Every major UNIX vendor, as well as Microsoft, offers some form of tracing, but no method stacks up against DTrace.

    "At first glance, many [users] try to infer commonalities to existing observability tools. It does not take long, however, to realize that a new paradigm has been established," says Jenson. "At every site that I have used DTrace, a line of developers and support personnel forms asking for their application to be next. DTrace is a competitive advantage that everyone should utilize."

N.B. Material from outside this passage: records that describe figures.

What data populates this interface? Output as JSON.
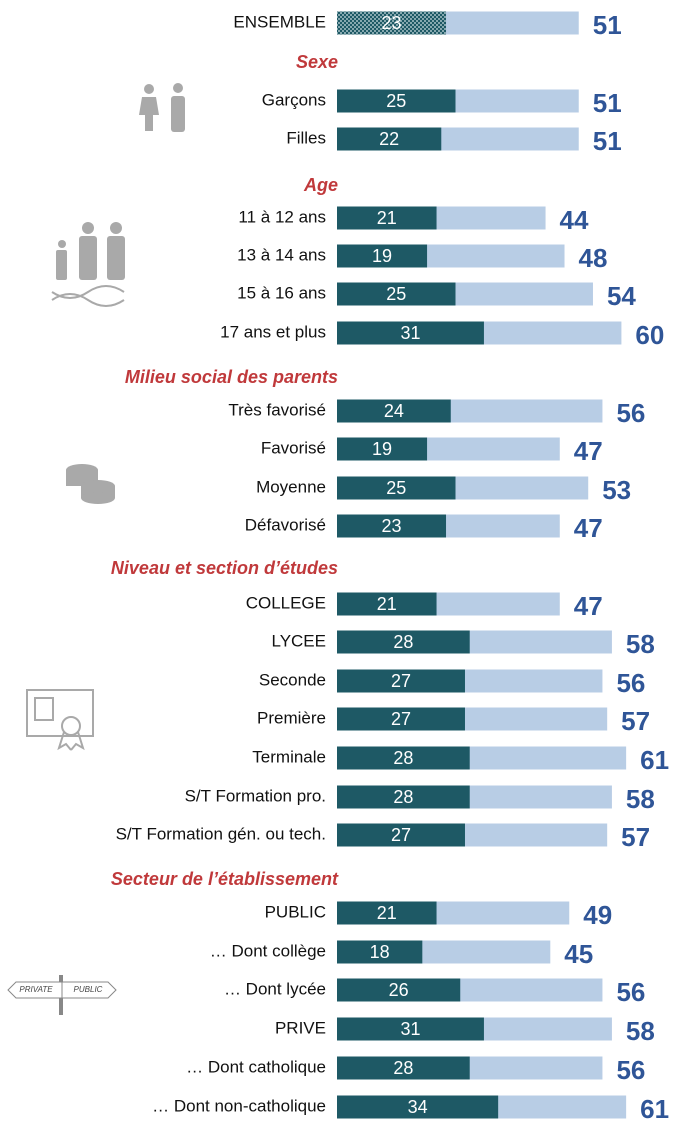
{
  "chart_data": {
    "type": "bar",
    "categories": [
      "ENSEMBLE",
      "Garçons",
      "Filles",
      "11 à 12 ans",
      "13 à 14 ans",
      "15 à 16 ans",
      "17 ans et plus",
      "Très favorisé",
      "Favorisé",
      "Moyenne",
      "Défavorisé",
      "COLLEGE",
      "LYCEE",
      "Seconde",
      "Première",
      "Terminale",
      "S/T Formation pro.",
      "S/T Formation gén. ou tech.",
      "PUBLIC",
      "… Dont collège",
      "… Dont lycée",
      "PRIVE",
      "… Dont catholique",
      "… Dont non-catholique"
    ],
    "sections": [
      "Sexe",
      "Age",
      "Milieu social des parents",
      "Niveau et section d’études",
      "Secteur de l’établissement"
    ],
    "series": [
      {
        "color": "#b8cde5",
        "values": [
          51,
          51,
          51,
          44,
          48,
          54,
          60,
          56,
          47,
          53,
          47,
          47,
          58,
          56,
          57,
          61,
          58,
          57,
          49,
          45,
          56,
          58,
          56,
          61
        ]
      },
      {
        "color": "#1e5965",
        "values": [
          23,
          25,
          22,
          21,
          19,
          25,
          31,
          24,
          19,
          25,
          23,
          21,
          28,
          27,
          27,
          28,
          28,
          27,
          21,
          18,
          26,
          31,
          28,
          34
        ]
      }
    ],
    "xlim": [
      0,
      60
    ]
  }
}
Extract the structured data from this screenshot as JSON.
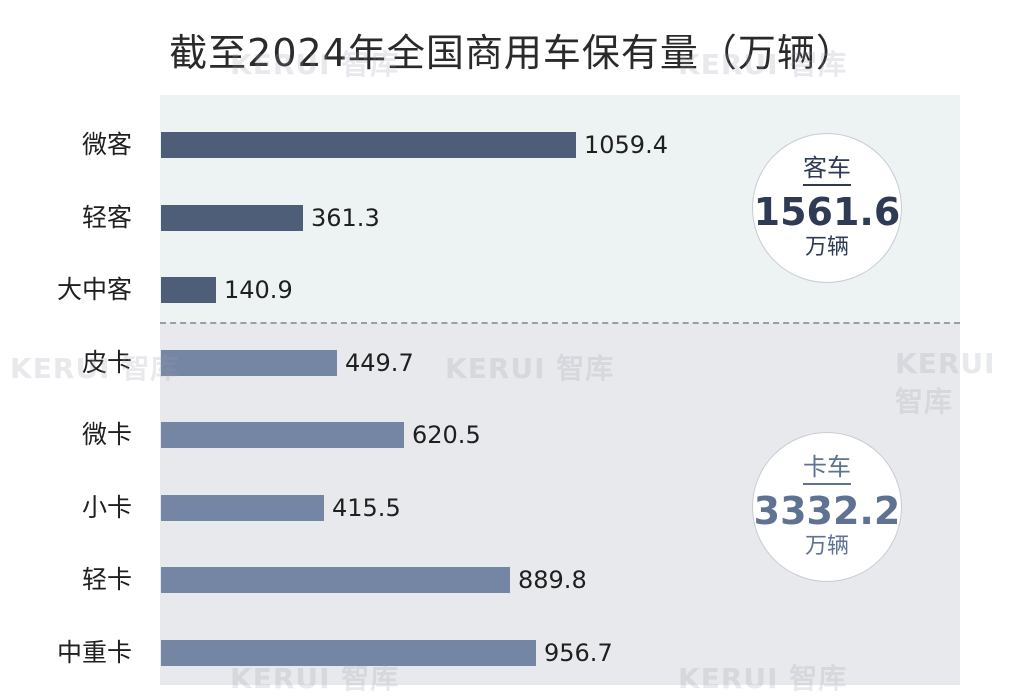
{
  "chart_data": {
    "type": "bar",
    "orientation": "horizontal",
    "title": "截至2024年全国商用车保有量（万辆）",
    "categories": [
      "微客",
      "轻客",
      "大中客",
      "皮卡",
      "微卡",
      "小卡",
      "轻卡",
      "中重卡"
    ],
    "values": [
      1059.4,
      361.3,
      140.9,
      449.7,
      620.5,
      415.5,
      889.8,
      956.7
    ],
    "value_labels": [
      "1059.4",
      "361.3",
      "140.9",
      "449.7",
      "620.5",
      "415.5",
      "889.8",
      "956.7"
    ],
    "groups": [
      {
        "name": "客车",
        "total": "1561.6",
        "unit": "万辆",
        "categories": [
          "微客",
          "轻客",
          "大中客"
        ],
        "color": "#4f5e78"
      },
      {
        "name": "卡车",
        "total": "3332.2",
        "unit": "万辆",
        "categories": [
          "皮卡",
          "微卡",
          "小卡",
          "轻卡",
          "中重卡"
        ],
        "color": "#7586a4"
      }
    ],
    "xlim": [
      0,
      1059.4
    ],
    "grid": false,
    "legend": "none"
  },
  "watermark": "KERUI 智库",
  "colors": {
    "passenger_bar": "#4f5e78",
    "truck_bar": "#7586a4",
    "passenger_panel": "#edf2f3",
    "truck_panel": "#e8e9ec"
  }
}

IBM AIXTrace, Linux Trace Toolkit, and Microsoft Event Tracing for Windows are the most widely used alternatives. Each records a small amount of predefined data at a few predefined points. These tools can be used only for questions that can be answered with these points or with the data that they provide. In contrast, DTrace has tens of thousands of probes, can instrument running applications without restarting them, and can record arbitrary data at each probe -- all on production systems. With DTrace, you can query the system arbitrarily, receive a precise answer in seconds, and take immediate action to resolve the problem.

    "I've been using DTrace to fetch details of disk I/O. Now I find systems without DTrace can feel uncomfortable," says Brendan Gregg, a UNIX developer and security consultant in Sydney, Australia. "I keep wanting to fetch more details, and they aren't there. You could say that DTrace is addictive."
Every programmer, every system administrator, and every IT manager faces inexplicable performance problems that bog down their systems, bleed network resources, and squander the company's money. But you don't need magic to tackle these problems. All you need is DTrace.